Constrained decoding guarantees 100% syntactically valid outputs, whereas post-processing pipelines in methods such as HouseDiffusion cannot provide this guarantee.
Performance degrades slightly for 8-room layouts (FID increases from 3.41 to 4.64) due to limited training samples.

Highlights & Insights¶

Elegance of the markup representation: Reformulating structured generation as sequence prediction via grammar rules is a clean and transferable paradigm, applicable to other structured generation tasks such as circuit layout or molecular structure generation.
Zero-overhead hard constraints: Masking invalid tokens at inference time enforces hard syntactic constraints without additional computation, which is more reliable than post-hoc correction.
Multi-task unification: A single model handles unconditional, boundary-conditioned, graph-conditioned, and completion tasks simultaneously, eliminating the redundancy of maintaining task-specific architectures.

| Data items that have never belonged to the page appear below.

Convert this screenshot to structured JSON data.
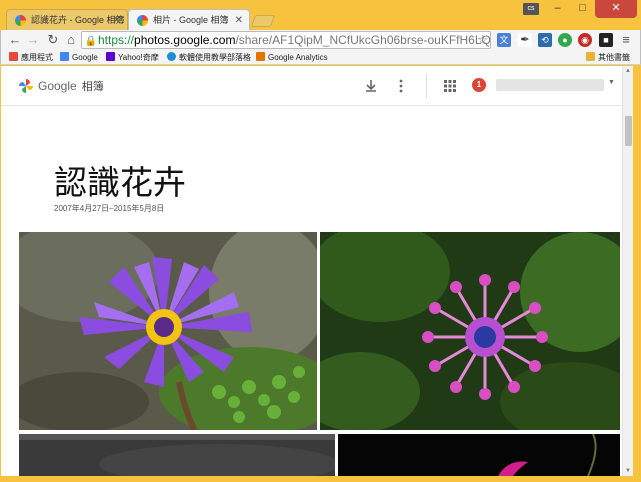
{
  "browser": {
    "tabs": [
      {
        "title": "認識花卉 - Google 相簿",
        "active": false
      },
      {
        "title": "相片 - Google 相簿",
        "active": true
      }
    ],
    "user_badge": "cs",
    "window_buttons": {
      "minimize": "–",
      "maximize": "□",
      "close": "✕"
    },
    "url": {
      "scheme": "https://",
      "host": "photos.google.com",
      "path": "/share/AF1QipM_NCfUkcGh06brse-ouKFfH6LQKGbjY"
    },
    "bookmarks": [
      {
        "label": "應用程式",
        "icon": "apps-grid-icon",
        "color": "#e8453c"
      },
      {
        "label": "Google",
        "icon": "google-g-icon",
        "color": "#4285f4"
      },
      {
        "label": "Yahoo!奇摩",
        "icon": "yahoo-icon",
        "color": "#5f01d1"
      },
      {
        "label": "軟體使用教學部落格",
        "icon": "blog-icon",
        "color": "#1f8ed8"
      },
      {
        "label": "Google Analytics",
        "icon": "analytics-icon",
        "color": "#e37400"
      }
    ],
    "other_bookmarks": "其他書籤"
  },
  "photos_app": {
    "logo_text": "Google",
    "logo_sub": "相簿",
    "icons": [
      "download-icon",
      "more-vert-icon",
      "apps-icon"
    ],
    "notification_count": "1"
  },
  "album": {
    "title": "認識花卉",
    "date_range": "2007年4月27日–2015年5月8日"
  },
  "colors": {
    "frame": "#f7c33f",
    "accent_red": "#db4437"
  }
}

Limitations & Future Work¶

Only single-story floorplans are supported; multi-story buildings would require extending the FML grammar.
Performance degrades for layouts with more than 8 rooms due to insufficient training data.
Coordinate quantization to a 256×256 grid may sacrifice precision; higher resolutions would increase vocabulary size.
Integrating with LLMs (natural language specification → floorplan generation) is a promising future direction.

vs. HouseDiffusion: Diffusion methods model continuous spaces and require vectorization post-processing, whereas FMLM directly generates vector results in discrete token space with greater precision.
vs. Graph2Plan: Requires a GNN encoder for adjacency graph conditioning, resulting in architectural complexity. FMLM serializes adjacency relationships directly into the FML condition segment, requiring no additional encoder.
vs. GSDiff: The raster-based diffusion approach achieves FID 15.02, compared to FMLM's 7.22; the gap primarily stems from the structural prior embedded in the vector representation.

Rating¶

Novelty: ⭐⭐⭐⭐ The markup language representation is a novel perspective, though autoregressive generation itself is not new.
Experimental Thoroughness: ⭐⭐⭐⭐⭐ Comprehensive comparisons across four conditioning settings, with ablations and multi-room-count analysis.
Writing Quality: ⭐⭐⭐⭐ Clear and fluent, with a rigorous definition of FML grammar.
Value: ⭐⭐⭐⭐ Directly applicable to architectural design, with a transferable markup-based generation paradigm.